Other researchers have found classical music can inspire people to buy more pricey wines and romantic music can prompt customers to spend more freely at flower shops.
"What you're looking to do is make sure that the environment is a feel-good place is the kind of place where you want to spend more time," said Kevin Perlmutter, Chief of Innovation at Man Made Music, which specializes in what it calls sonic branding. "And hopefully the reason why you're there is represented by the music that's keeping you there."
All Target stores with sound systems play the same tune simultaneously. The team charged with redesigning Target stores came up with a playlist of more than 1,500 songs. Welker described the selections as "playful and energetic and of the moment." Artists include Stevie Wonder, Taylor Swift, Justin Bieber and Justin Timberlake.
But how do you come up with a playlist that doesn't irritate some shoppers?
"It's almost like DJ-ing the world's largest wedding reception," said Danny Turner, global senior vice president of programming and production for Mood Media, which supplies background music for Target and a lot of other companies.
"With any brand you always seek to identify what the real core target demographic is," Turner said. "Every brand has one. So, you super-serve that segment without alienating any of the fringes."
Target identifies its core demographic as women in their mid-40s with kids and household income topping $60,000.
Turner said music in a store should be memorable and not too soft or loud, and it should evoke the feelings and associations that a merchant wants shoppers to have about the shopping experience.
The biggest challenge is getting harried shoppers simply to notice that there's music at all.
At Target's Nicollet Mall store in Minneapolis the music is audible, but a lot of shoppers don't notice the tunes until asked.
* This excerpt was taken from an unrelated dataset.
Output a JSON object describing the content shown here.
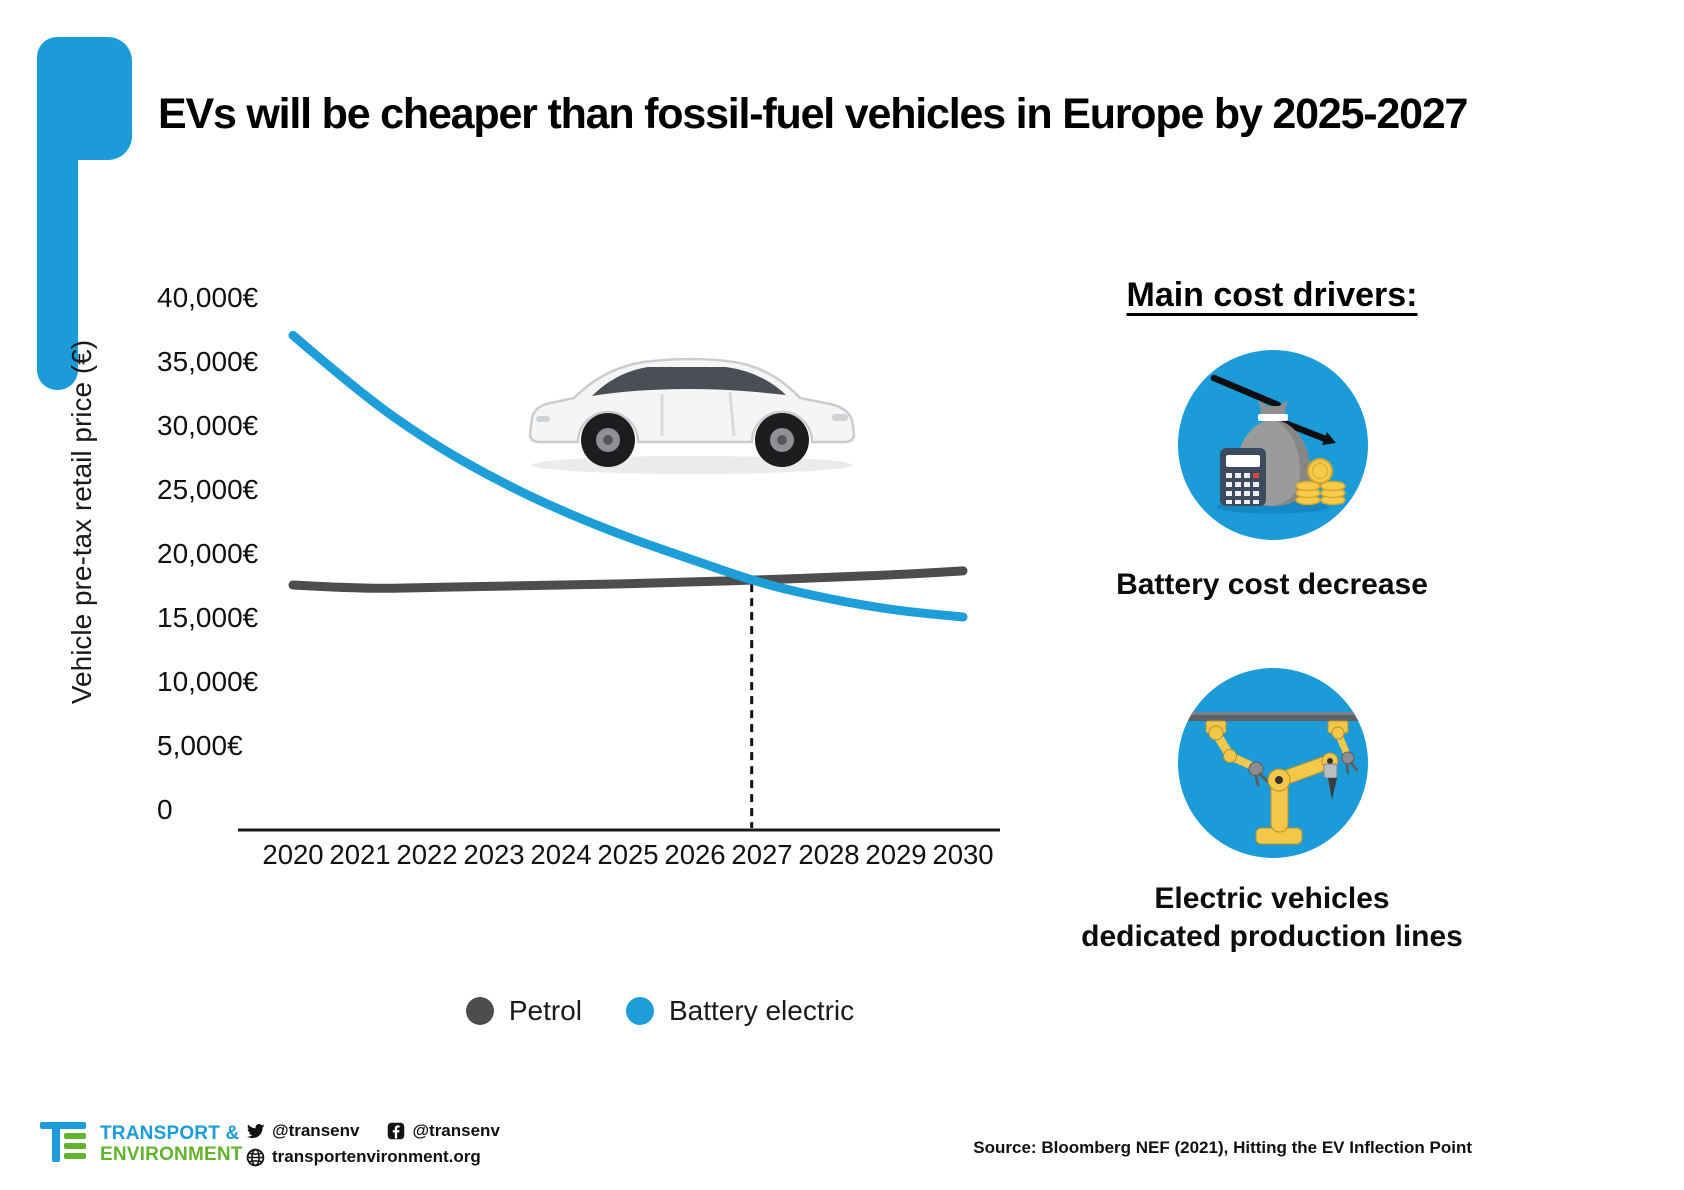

Anita Cook of Minneapolis said she likes the music, though she's not really paying attention to it. "To me it's white noise. It just makes it a little easier moving around in here without hearing a lot of different conversations."
Christy DeSmith of Minneapolis didn't notice it, but didn't object when it was called to her attention.
"It's fine," she said. "A lot of times at the grocery store I really don't appreciate the very sappy music that they play. So, I hope they avoid that. But I probably won't pay much attention because when I'm at Target. I'm usually chasing my child all over the place."